Jak wspomniałem w pierwszym tutaj poście mam za sobą pierwszy zorganizowany bieg na dystansie 5 kilometrów. Tak to mniej więcej wyglądało :usmiech: :

Zadebiutowałem w moim pierwszym biegu, w pierwszej zorganizowanej imprezie biegowej, która odbyła się na dystansie 5 kilometrów. Taki odcinek (a nawet dłuższy, bo robiłem po 6 km) bezproblemowo pokonywałem podczas moich codziennych wybiegań, więc doszedłem do wniosku, że spokojnie mogę spróbować swoich sił na zawodach. Okazja nadarzyła się 23 lipca w malutkiej miejscowości Abbeyshrule, oddalonej od Longford o około 20 kilometrów. Tak się złożyło, że byłem już tam wcześniej na początku maja podczas oględzin 12 wiecznego opactwa, więc mniej więcej wiedziałem, czego mogę się spodziewać, jak położona jest ta wioska i w jakich warunkach przyjdzie nam rywalizować. Dodatkowo pomocną informacją okazał się być profil tej imprezy na Facebooku, gdzie za pomocą zdjęć zilustrowana została cała 5 kilometrowa pętla. Jako ciekawostkę można podać fakt, że ściganie odbywało się w nie byle, jakim miejscu, ponieważ Abbeyshrule w 2012 roku zwyciężyło w prestiżowej konkurencji na najczystsze miasto w Irlandii – ,,Tidy Towns’’. Parę dni wcześniej był tam nawet z tej okazji prezydent kraju Michael D. Higgins.

Dzień zawodów okazał się pochmurny, wietrzny i deszczowy. W normalnych warunkach każdy na tego typu pogodę psioczy, ale dla biegacza taka aura jest więcej niż zadowalająca. Przy dobrej rozgrzewce i w trakcie wyścigu wszelakie zimnoty i niedogodności znikają i człowiek koncentruje się już tylko na samym biegu.

Start wyznaczony został w samo południe, a zapisy rozpoczynano od godziny 10. Przyjechałem na miejsce tuż przed 10, zaparkowałem samochód na głównej ulicy, centralnie przed wejściem do @Rustic Inn. Po 5 minutach miałem już numerek startowy, po ówczesnym wypełnieniu wniosku rejestracyjnego i wpłaceniu €10.

Zawodników jak na lekarstwo, myślę sobie: ,,Przegoniła wszystkich kapryśna pogoda? Pobiegniemy w dziesięciu?
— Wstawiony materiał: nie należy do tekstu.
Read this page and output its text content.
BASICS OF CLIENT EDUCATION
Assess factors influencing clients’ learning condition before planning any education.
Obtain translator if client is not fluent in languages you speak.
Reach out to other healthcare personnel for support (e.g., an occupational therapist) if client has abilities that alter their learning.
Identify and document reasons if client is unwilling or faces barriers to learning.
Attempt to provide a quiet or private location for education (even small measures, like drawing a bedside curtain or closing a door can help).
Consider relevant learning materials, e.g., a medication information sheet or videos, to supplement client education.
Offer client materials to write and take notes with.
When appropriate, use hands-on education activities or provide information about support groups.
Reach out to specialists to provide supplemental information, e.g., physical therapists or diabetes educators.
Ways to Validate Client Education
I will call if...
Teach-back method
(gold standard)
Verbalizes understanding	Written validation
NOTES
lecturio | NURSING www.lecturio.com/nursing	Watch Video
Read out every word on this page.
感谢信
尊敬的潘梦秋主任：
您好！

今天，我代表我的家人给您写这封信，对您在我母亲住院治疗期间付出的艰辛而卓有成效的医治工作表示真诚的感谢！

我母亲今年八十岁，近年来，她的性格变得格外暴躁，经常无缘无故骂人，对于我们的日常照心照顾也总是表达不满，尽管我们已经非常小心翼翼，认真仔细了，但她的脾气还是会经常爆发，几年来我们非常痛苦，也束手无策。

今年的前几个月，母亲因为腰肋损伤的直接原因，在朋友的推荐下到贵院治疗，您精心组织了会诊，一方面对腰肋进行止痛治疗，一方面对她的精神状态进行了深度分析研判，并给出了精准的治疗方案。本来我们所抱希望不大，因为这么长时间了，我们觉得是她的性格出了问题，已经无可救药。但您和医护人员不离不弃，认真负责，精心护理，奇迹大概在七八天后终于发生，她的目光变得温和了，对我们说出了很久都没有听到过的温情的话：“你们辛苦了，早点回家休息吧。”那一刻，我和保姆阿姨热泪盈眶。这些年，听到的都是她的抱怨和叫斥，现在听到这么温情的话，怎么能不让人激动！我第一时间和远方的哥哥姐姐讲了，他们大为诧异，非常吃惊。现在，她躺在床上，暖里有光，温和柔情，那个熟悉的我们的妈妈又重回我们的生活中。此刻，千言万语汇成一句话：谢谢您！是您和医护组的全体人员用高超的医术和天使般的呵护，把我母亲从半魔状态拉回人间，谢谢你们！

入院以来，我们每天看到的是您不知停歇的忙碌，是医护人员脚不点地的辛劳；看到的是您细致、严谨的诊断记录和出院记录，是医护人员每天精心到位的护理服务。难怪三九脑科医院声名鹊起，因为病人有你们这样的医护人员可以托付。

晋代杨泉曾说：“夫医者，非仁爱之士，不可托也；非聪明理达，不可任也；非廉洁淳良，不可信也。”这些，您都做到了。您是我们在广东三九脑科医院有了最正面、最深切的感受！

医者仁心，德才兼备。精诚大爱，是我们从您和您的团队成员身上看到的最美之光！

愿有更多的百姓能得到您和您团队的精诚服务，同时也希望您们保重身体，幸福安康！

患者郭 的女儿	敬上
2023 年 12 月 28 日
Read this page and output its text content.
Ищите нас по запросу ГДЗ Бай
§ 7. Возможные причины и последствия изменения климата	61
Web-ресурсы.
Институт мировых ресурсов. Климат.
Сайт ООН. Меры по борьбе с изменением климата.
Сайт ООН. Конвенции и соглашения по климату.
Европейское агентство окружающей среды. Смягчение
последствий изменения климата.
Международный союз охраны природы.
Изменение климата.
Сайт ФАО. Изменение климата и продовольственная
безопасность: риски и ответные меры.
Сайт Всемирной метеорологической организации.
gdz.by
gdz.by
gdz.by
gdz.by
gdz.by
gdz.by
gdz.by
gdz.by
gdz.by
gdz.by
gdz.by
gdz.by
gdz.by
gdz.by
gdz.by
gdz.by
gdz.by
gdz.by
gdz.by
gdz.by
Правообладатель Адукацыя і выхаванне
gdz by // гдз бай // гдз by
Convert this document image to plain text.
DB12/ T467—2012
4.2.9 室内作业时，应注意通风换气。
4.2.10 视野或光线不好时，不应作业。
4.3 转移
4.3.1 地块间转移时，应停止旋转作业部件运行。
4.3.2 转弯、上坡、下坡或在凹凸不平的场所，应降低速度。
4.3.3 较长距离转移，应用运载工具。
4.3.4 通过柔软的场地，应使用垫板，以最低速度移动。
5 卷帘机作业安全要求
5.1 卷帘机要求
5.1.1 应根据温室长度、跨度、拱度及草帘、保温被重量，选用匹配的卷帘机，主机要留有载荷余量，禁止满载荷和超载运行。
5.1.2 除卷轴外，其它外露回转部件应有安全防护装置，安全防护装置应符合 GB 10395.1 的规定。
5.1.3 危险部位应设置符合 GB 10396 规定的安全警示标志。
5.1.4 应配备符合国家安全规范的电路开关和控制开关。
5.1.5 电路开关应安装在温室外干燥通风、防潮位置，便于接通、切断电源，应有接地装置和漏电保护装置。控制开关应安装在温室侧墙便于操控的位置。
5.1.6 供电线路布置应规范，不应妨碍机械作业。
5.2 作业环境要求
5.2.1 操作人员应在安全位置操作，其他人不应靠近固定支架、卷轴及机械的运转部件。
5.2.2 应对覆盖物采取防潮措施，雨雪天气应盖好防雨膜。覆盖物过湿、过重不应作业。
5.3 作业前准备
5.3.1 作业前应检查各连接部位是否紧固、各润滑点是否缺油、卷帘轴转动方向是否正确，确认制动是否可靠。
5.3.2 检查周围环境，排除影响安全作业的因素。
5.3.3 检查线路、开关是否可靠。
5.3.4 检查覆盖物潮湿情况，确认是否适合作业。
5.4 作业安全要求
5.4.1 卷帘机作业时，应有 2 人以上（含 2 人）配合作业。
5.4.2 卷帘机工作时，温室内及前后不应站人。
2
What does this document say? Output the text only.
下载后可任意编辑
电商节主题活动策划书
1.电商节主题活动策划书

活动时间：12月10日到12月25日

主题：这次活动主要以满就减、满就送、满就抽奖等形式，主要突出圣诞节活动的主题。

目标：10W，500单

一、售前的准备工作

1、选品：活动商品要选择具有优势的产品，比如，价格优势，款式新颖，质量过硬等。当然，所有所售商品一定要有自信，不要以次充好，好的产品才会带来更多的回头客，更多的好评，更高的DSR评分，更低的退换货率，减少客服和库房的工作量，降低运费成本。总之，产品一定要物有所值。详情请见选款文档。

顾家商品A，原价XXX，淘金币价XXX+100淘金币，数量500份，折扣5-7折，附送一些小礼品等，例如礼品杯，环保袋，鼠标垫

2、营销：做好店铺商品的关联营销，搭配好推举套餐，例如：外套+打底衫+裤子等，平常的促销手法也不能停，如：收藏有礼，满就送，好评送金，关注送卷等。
Wszystko odwołają?’’ – no cóż, rozterki nowicjusza. Posiedziałem trochę w aucie, porozmyślałem nad strategią biegu (strategią? Hehehe), zjadłem coś, aż w końcu wbiłem się w mój biegowy strój, założyłem pulsometr i poszedłem na małe rozeznanie w pobliżu startu. Obawy o brak ludzi okazały się bezpodstawne, nagle zjawiło się ich dosyć sporo (organizator na Fejsie szacował, że powinno być ponad 100 i gdyby tak się stało byłby niezmiernie uradowany), więc rywalizacja szykowała się przednia.

O 11:45 wszyscy zebraliśmy się na linii startu w celu odbycia ,,run briefingu’’. Koleś po krótce objaśnił jak wygląda trasa i parę minut przed startem każdy zwarty i gotowy szykował się do gonitwy. 100 metrów za nami (biegnącymi na 5 km) ustawił się grupka, która miała za zadanie pokonać 10 km, czyli musieli zrobić dwie 5 km pętelki. Jaka była moja strategia? Przede wszystkim nie dać się zwariować i nie ponieść się emocjom, bo zbyt szybka szarża na początku byłaby zgubna i wiązałaby się najpewniej z moją powolną śmiercią w trakcie biegu, aż po całkowite zejście na mecie… A więc spokojnie, zerkać, co robią inni i sunąć przed siebie swoim tempem. Stanąłem w drugim rzędzie, nastawiłem stoper, poprawiłem pulsometr i nerwowo wyczekiwałem…

BIEG

3, 2, 1 i bach! Towarzystwo ruszyło! Mój plan runął praktycznie od razu. Po krótkim tamowaniu przez jakiś maruderów, oswobodziłem się z tłumu i pognałem ile fabryka dała! Nie no, spokojnie. Ruszyłem dość żwawo, ale w granicach rozsądku. Niemniej jednak praktycznie od razu znalazłem się w czołówce. Po pierwszym kilometrze byłem nawet na 7 pozycji, tych z przodu wiedziałem, że nie jestem w stanie dogonić, ale też jasne było, że zdecydowana większość biegnących mnie nie wyprzedzi.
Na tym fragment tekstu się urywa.